Tuesday, July 01, 2025

Ode, Ralph Waldo Emerson


 


Though loath to grieve


The evil time's sole patriot,


I cannot leave


My honied thought


For the priest's cant,


Or statesman's rant.




If I refuse


My study for their politique,


Which at the best is trick,


The angry Muse


Puts confusion in my brain.




But who is he that prates


Of the culture of mankind,


Of better arts and life?


Go, blindworm, go,


Behold the famous States


Harrying Mexico


With rifle and with knife!




Or who, with accent bolder,


Dare praise the freedom-loving mountaineer?


I found by thee, O rushing Contoocook!


And in thy valleys, Agiochook!


The jackals of the negro-holder.




The God who made New Hampshire


Taunted the lofty land


With little men; —


Small bat and wren


House in the oak: —


If earth-fire cleave


The upheaved land, and bury the folk,


The southern crocodile would grieve.


Virtue palters; Right is hence;


Freedom praised, but hid;


Funeral eloquence


Rattles the coffin-lid.




What boots thy zeal,


O glowing friend,


That would indignant rend


The northland from the south?


Wherefore? to what good end?


Boston Bay and Bunker Hill


Would serve things still; —


Things are of the snake.




The horseman serves the horse,


The neat-herd serves the neat,


The merchant serves the purse,


The eater serves his meat;


'T is the day of the chattel


Web to weave, and corn to grind;


Things are in the saddle,


And ride mankind.




There are two laws discrete,


Not reconciled,—


Law for man, and law for thing;


The last builds town and fleet,


But it runs wild,


And doth the man unking.




'T is fit the forest fall,


The steep be graded,


The mountain tunnelled,


The sand shaded,


The orchard planted,


The glebe tilled,


The prairie granted,


The steamer built.




Let man serve law for man;


Live for friendship, live for love,


For truth's and harmony's behoof;


The state may follow how it can,


As Olympus follows Jove.




     Yet do not I implore


The wrinkled shopman to my sounding woods,


Nor bid the unwilling senator


Ask votes of thrushes in the solitudes.


Every one to his chosen work; —


Foolish hands may mix and mar;


Wise and sure the issues are.


Round they roll till dark is light,


Sex to sex, and even to odd; —


The over-god


Who marries Right to Might,


Who peoples, unpeoples, —


He who exterminates


Races by stronger races,


Black by white faces, —


Knows to bring honey


Out of the lion;


Grafts gentlest scion


On pirate and Turk.




The Cossack eats Poland,


Like stolen fruit;


Her last noble is ruined,


Her last poet mute;


Straight into double band


The victors divide;


Half for freedom strike and stand; —


The astonished Muse finds thousands 

At her side  



Ralph Waldo Emerson .




___ 


"Ralph Waldo Emerson 

 (May 25, 1803 – April 27, 1882), 

 was an American essayist, lecturer, philosopher, minister, abolitionist, and poet who led the Transcendentalist movement of the mid-19th century. 

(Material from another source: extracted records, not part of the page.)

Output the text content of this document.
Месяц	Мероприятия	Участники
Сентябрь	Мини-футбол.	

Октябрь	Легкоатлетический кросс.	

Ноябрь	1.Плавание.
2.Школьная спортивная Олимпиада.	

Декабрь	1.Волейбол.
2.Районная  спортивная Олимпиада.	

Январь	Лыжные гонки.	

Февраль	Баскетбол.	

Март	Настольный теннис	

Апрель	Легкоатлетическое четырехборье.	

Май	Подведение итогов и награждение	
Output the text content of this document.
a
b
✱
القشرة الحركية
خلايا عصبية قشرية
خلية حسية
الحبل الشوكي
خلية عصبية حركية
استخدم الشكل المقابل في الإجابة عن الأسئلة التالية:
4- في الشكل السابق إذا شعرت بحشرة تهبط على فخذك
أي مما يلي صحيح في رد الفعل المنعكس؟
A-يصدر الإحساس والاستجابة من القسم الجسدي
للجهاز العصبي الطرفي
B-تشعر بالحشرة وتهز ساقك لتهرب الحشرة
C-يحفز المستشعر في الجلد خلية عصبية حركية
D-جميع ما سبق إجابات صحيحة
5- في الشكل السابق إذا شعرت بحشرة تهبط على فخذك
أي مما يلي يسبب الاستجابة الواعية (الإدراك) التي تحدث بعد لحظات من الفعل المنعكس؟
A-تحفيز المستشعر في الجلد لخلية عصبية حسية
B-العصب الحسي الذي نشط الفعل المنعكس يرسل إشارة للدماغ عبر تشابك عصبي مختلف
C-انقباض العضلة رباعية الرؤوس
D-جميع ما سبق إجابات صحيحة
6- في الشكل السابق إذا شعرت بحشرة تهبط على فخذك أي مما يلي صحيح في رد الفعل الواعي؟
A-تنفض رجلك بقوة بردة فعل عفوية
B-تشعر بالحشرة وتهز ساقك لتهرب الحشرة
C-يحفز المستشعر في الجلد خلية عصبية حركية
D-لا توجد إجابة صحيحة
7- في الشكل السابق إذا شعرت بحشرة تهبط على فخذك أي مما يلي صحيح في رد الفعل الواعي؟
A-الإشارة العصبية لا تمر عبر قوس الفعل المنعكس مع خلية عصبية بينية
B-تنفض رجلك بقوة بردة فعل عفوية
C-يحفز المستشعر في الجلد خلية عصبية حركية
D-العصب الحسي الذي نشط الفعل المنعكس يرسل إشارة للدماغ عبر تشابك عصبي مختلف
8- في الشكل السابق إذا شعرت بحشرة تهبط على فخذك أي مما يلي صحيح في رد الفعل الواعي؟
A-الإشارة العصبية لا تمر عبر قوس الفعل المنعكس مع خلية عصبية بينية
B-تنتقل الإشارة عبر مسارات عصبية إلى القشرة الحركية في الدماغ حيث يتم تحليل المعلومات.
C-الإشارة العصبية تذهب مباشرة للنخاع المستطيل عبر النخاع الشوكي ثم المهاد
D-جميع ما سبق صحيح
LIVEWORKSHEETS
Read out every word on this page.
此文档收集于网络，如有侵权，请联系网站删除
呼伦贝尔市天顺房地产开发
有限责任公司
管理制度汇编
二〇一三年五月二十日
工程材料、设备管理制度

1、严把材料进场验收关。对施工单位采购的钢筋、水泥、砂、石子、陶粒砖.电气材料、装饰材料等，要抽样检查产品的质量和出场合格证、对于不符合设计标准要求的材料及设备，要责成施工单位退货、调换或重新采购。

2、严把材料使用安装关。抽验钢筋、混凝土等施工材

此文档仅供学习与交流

He was seen as a champion of individualism and critical thinking, as well as a prescient critic of 

the countervailing pressures of society and conformity. 

 Friedrich Nietzsche thought he was "the most gifted of the Americans," and Walt Whitman called Emerson his "master".  


https://en.wikipedia.org/wiki/Ralph_Waldo_Emerson

 


"On May 6, 1862, Emerson's protégé Henry David Thoreau died of tuberculosis at the age of 44. Emerson delivered his eulogy. 

 He often referred to Thoreau as his best friend, despite a falling-out that began in 1849 after Thoreau published A Week on the Concord and Merrimack Rivers.

 Another friend, Nathaniel Hawthorne, died two years after Thoreau, in 1864.  

Emerson served as a pallbearer when Hawthorne was buried in Concord, as Emerson wrote, "in a pomp of sunshine and verdure"."